Kriiiing...
Kriiing...
Kriiiing...Ditemani sinar pagi yang menerobos masuk dari gorden kamar, Cakka melenguh panjang menatap jam weker stich diatas nakas, ingin sekali rasanya Ia membanting benda itu sampai hancur. Ah, matanya masih berat untuk dibuka, sangat berat malah.
Semalam setelah mengantar Agni pulang, Cakka kembali kerumah sakit lantaran belum bisa menerima pengusiran yang dihadiahkan padanya dan juga Alvin. Besar harapan Rio akan melepas topeng angkuhnya jika mereka kembali berbicara dari hati ke hati, menyambutnya dengan senyum merekah sambil mengatakan bahwa insiden tadi hanya bercanda saja.
Tapi ternyata Tuhan berkehendak lain, sesampainya Ia disana Rio tidak menunjukkan sikap ramah apapun, sama sekali. bahkan dia jelas-jelas tidak mengizinkan siapapun umtuk masuk, perlu digarisbawahi ya siapapun.
Tidak satu orangpun boleh masuk kecuali Dokter dan perawat yang bertanggung jawab.
Sungguh, baru kali ini Cakka melihat sisi lain seorang Mario Aditya yang ternyata bisa sangat kejam dengan sahabatnya sendiri tanpa sebab yang jelas.
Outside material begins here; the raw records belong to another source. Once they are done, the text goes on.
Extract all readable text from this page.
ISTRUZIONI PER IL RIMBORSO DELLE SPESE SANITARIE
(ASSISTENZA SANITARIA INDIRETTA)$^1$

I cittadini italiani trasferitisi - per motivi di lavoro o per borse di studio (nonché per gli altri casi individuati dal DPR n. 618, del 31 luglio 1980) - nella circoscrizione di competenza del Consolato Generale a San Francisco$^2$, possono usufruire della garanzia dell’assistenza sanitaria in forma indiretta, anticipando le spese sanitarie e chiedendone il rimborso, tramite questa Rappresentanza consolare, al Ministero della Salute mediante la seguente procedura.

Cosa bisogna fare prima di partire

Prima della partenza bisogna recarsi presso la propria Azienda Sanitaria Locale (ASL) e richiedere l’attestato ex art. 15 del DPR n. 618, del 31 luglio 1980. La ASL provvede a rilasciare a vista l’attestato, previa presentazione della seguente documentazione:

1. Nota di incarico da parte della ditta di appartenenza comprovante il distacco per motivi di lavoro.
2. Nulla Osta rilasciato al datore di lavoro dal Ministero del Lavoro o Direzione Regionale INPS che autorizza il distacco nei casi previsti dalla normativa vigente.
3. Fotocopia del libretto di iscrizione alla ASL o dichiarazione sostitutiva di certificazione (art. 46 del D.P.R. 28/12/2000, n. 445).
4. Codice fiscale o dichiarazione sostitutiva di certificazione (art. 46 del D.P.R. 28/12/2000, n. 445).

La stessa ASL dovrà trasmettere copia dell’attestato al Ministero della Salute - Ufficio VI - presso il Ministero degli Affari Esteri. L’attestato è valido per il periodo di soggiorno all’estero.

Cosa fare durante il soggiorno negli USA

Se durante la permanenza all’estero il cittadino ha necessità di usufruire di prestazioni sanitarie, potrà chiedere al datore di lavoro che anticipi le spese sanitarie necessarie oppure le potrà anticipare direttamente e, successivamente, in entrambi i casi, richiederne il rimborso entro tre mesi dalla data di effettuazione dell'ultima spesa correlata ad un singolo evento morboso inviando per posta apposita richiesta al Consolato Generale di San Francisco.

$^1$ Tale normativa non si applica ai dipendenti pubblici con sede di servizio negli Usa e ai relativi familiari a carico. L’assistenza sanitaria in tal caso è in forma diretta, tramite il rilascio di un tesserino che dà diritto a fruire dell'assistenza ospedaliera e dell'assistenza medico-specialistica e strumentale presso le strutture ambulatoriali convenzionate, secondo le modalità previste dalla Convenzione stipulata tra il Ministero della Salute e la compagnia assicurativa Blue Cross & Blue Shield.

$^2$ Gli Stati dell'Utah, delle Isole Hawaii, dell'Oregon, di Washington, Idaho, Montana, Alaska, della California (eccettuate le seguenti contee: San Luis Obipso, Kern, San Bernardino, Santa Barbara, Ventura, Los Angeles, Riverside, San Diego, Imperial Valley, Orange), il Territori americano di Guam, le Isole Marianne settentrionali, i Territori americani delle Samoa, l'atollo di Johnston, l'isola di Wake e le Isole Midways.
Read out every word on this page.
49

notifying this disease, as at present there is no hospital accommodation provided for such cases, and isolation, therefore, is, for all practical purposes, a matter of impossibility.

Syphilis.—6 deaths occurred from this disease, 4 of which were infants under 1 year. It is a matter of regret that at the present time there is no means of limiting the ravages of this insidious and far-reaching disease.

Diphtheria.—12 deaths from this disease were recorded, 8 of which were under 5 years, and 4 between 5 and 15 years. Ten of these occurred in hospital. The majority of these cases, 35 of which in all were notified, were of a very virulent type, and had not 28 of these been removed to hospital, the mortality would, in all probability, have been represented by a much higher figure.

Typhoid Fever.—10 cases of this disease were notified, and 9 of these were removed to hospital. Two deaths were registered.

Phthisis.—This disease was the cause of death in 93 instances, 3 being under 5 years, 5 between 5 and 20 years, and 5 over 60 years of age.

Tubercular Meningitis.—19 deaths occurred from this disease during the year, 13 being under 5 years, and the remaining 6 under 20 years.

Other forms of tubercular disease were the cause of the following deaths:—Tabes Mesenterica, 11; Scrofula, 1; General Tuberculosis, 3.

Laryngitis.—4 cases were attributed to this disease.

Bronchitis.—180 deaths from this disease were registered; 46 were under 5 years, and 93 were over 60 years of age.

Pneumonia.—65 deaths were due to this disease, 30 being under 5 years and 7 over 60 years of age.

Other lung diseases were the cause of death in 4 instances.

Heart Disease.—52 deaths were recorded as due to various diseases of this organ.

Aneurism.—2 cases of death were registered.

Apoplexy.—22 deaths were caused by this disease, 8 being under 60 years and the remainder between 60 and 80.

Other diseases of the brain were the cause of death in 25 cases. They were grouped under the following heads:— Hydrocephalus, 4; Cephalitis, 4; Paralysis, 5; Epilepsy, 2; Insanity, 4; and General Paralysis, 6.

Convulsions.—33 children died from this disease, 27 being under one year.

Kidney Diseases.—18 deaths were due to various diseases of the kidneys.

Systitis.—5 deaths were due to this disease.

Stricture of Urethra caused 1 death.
Beberapa minggu selama Rio di karantina dirumah sakit, hanya kaca bening yang bisa menjadi wasilah untuk bisa melihat sahabatnya berbaring diruang pesakitan, Rio tampak begitu rapuh dan tak berdaya hingga mereka takut sekedar menatap satu sama lain.
Dan kini, disaat keadaan sudah memungkinkan mereka untuk bertemu, bagaimana bisa mereka membuang kesempatan itu?
Berkali-kali Cakka mengetuk pintu, ah ralat menggedornya dengan harapan sang empunya kamar bersedia membiarkannya masuk meski kemungkinan berhasil sangat kecil, dia tahu usahanya tidak akan berbuah banyak disaat seperti ini.
Yo... Gue butuh lo banget nih, bukain kek! Gue perlu pendapat lo!
Seingatnya dia sempat mengucap kalimat itu semalam, mencoba mengajak Rio bicara di balik pintu tanpa kenal lelah, Cakka kebinggungan dan dia butuh Rio untuk meyakinkan keputusannya kali ini.
Tidak lelah dia mengajak Rio bicara, menceritakan kegamangannya perihal demo eskul yang akan berlansung hari ini, semakin panjang Ia bercerita, semakin lirih pula suaranya.
Pak Duta memang tidak menuntut timnya untuk tampil sempurna, tapi mengingat insiden memalukan tempo hari, keinginan itu tentu turut tersirat dalam permintaan beliau di demo kali ini. Selain itu, ada hal penting lain yang harus dipertimbangkan dalam permainan hari ini, utamanya adalah mempertahankan nama baik Tim demi menyelamatkan kesejahteraan banyak orang, bagaimana jika jika juniornya kembali mempertanyakan perihal kapten basket Cakra sementara dia belum punya jawaban? Pembelaan macam apa yang bisa mereka terima?
Toook...
Toook...
Toook..."Cakka, bangun sayang! Ada Agni tuh di depan" Cakka menyerngit masih dalam posisi berbaring setelah mendengar panggilan Bu Ida dibalik pintu. Seingatnya kemarin mereka janjian agak siang, mungkinkah Agni sudah tidak sabar saking kangennya?
Iseng, Cakka menoleh pada jam dinding Stitch di nakas, kalau pengelihatannya benar sekarang masih pukul setengah enam pagi.
Astaghfirullah, si Agni kesambet apa ya?
"Cakka... Sayang... Kamu udah bangun kan, Nak?"
"I... iya... iya, ma..." dengan tenaga seadanya yang masih setengah sadar, Dia beranjak bangun, kepalanya pening sekali. diabaikannya rasa tidak nyaman itu dan memilih segera ke kamar mandi, membasuh muka bantalnya sebelum menemui Agni di ruang tamu. Tidak lucu jika dirinya langsung keluar dengan wajah acakadut begini, kan? Tidak lucu kalau Agni sampai ilfill pada pandangan pertama. Ah, Sial!
KAMU SEDANG MEMBACA
[2] BAHASA RASA
Teen FictionSEKUEL : [1] LUKA SEMESTA Blurb : Akhirnya, setelah melewati perjuangan yang panjang Rio bisa berdamai dengan masa lalu, menikmati kebersamaan keluarga yang selama ini dia rindukan bersama wanita yang dia perjuangkan. Siapa sangka, Rio akhirnya b...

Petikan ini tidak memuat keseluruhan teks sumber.